Not unlike his work, Leckey alternated between poetic and informal as he spoke. Fox was dressed like the class valedictorian, in a sharp sweater, but Leckey was a fashionable slacker. He wore a baby-blue jacket and one dangling earring; his long, straight, brown hair was brushed away from his face. His look, not unlike his shamanistic personality, is very much stuck in the good ol’ days.
“This is a thing that technology does,” Leckey said. “It pushes you towards the future, but it also boomerangs you towards the past.”
Much of the talk focused on how Leckey uses the Internet and digital technology to access ideas that interest him. Leckey explained that for Dream English Kid, he started the video by drinking a glass of whiskey and browsing YouTube. He wanted to create something personal (he described himself as a “sentimental person”), and he feels that not enough art aspires to that goal.
“I was just thinking the other day about how art doesn’t convince me,” Leckey told Fox. “I want to do that—I want to believe it.”
COURTESY GAVIN BROWN’S ENTERPRISE, NEW YORK
But you’d never know it from some of his videos, which can sometimes be deliberately cold and emotionless. There’s Made in ’Eaven (2004), a video in which a camera circles around a Koons balloon-animal sculpture in Leckey’s apartment. (“I’m usually good at titling, but I fucked up on this one,” Leckey said.) The camera is never reflected in the work’s shiny surface—Leckey forgot to put it back in—but it only enhances the fakeness of the computer-generated Koons.
The apartment, however, is Leckey’s “bachelor pad,” as he called it, and he was pretty open about what he did there. “It was a place where I could grind my own chocolate, as Duchamp would put it,” Leckey said. Some audience members recoiled. “No, that’s not good, is it?” he added, somewhat timidly.
He also discussed GreenScreenRefrigeratorAction, a 2010 performance in which Leckey, cloaked in a green-screen cloth, huffed coolant and became the voice of a fridge in a video. Without being asked to elaborate on it, Leckey spoke about getting high. “I want to be transported, fundamentally,” he said. “I want to be fridge-like. I know that’s absurd, but it took me somewhere.”

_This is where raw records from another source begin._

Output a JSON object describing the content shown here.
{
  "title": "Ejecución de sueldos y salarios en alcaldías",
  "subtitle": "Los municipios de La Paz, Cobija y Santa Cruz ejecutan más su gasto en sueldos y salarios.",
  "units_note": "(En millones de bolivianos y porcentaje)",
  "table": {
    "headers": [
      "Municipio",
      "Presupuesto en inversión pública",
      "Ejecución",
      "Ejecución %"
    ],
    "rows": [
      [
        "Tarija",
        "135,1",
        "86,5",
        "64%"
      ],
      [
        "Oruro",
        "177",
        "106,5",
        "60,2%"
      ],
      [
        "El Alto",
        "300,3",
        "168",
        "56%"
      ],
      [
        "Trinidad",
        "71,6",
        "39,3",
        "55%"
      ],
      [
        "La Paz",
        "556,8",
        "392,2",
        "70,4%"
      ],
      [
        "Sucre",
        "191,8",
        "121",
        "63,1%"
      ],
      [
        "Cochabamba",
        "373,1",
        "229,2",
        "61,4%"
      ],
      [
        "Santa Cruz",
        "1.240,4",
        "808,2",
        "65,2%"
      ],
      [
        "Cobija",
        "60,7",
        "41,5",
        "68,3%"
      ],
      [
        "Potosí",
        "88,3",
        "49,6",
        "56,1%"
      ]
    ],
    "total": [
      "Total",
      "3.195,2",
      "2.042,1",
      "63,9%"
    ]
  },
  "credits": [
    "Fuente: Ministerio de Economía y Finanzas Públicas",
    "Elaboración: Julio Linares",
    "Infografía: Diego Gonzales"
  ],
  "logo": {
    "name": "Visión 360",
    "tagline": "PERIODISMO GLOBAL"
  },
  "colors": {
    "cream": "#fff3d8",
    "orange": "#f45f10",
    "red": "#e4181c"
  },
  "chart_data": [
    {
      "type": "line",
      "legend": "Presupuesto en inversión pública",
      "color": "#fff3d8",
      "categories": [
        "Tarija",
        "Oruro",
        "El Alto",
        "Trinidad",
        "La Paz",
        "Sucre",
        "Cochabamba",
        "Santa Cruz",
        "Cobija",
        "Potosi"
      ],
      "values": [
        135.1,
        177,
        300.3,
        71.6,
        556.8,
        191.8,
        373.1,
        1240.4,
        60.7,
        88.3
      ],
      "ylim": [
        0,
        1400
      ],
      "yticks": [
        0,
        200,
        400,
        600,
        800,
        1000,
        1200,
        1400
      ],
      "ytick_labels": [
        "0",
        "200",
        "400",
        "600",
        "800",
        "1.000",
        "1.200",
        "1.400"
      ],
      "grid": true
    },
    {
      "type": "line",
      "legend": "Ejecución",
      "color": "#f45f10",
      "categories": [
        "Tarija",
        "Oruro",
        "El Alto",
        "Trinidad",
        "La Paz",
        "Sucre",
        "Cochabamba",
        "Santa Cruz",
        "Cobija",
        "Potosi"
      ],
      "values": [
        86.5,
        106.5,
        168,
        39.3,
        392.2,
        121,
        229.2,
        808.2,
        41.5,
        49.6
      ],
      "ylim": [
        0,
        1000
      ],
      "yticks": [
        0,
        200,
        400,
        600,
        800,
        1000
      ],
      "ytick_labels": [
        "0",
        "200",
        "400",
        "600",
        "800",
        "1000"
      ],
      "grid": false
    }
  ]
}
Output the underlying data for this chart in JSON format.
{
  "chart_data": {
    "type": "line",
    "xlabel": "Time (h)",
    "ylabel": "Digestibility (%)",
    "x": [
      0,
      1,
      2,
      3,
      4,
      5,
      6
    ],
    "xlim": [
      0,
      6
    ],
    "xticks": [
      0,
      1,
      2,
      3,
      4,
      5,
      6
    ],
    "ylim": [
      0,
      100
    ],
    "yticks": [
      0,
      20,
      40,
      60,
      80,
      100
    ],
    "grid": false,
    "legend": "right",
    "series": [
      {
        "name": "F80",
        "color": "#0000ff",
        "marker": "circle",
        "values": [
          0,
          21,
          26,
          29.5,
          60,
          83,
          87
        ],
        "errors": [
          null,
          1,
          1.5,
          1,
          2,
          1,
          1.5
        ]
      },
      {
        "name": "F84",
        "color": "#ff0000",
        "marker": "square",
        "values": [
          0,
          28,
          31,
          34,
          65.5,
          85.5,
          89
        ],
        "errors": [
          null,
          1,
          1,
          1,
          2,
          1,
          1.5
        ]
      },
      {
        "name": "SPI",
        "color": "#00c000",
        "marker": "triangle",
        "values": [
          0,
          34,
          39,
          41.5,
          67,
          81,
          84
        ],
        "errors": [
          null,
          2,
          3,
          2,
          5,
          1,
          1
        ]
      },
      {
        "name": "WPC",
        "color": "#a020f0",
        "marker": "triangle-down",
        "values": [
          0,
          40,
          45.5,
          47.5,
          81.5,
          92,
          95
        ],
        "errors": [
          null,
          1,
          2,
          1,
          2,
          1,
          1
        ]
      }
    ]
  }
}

In the questions section, Leckey continued to discuss technology, this time somewhat against his will. One audience member asked for a tour of Leckey’s computer desktop, which was being projected on the screen. (Leckey alluded to the fact that his porn was hidden, so this would be a SFW tour.) “I’m not showing pictures of my daughter, no,” he said. He opened a folder called “FELIX DOME.” “Ah, I’ve got to explain this now. This is a piece I’m making. That was a humble brag, wasn’t it?”
The work was an installation where viewers enter a Felix the Cat head to watch a video in which Leckey himself is dressed as Felix. And what was up with Felix? “I’m very attracted to him,” Leckey said. The character has appeared in Leckey’s work a number of times—it’s a reference to the first electronic image of an object ever, which was none other than a plastic version of the cartoon character Felix the Cat. “I want to be inside things, to inhabit things, so that I can be inside the mind and experience being Felix,” he said.
One audience member asked about experiencing the present as being the recent past, thanks to our phones and “Twittering.” Leckey didn’t seem to know how to respond, so Fox jumped in. “I was reading somewhere—I can’t remember where—about what the fossil record of this particular time will be,” Fox said. “It’s just going to be a bunch of dead plastic objects that hold the memory of a civilization in them.”
“Should we end on that note?” Leckey asked.
Fox laughed and said, “The end of civilization, Mark Leckey. Thank you.”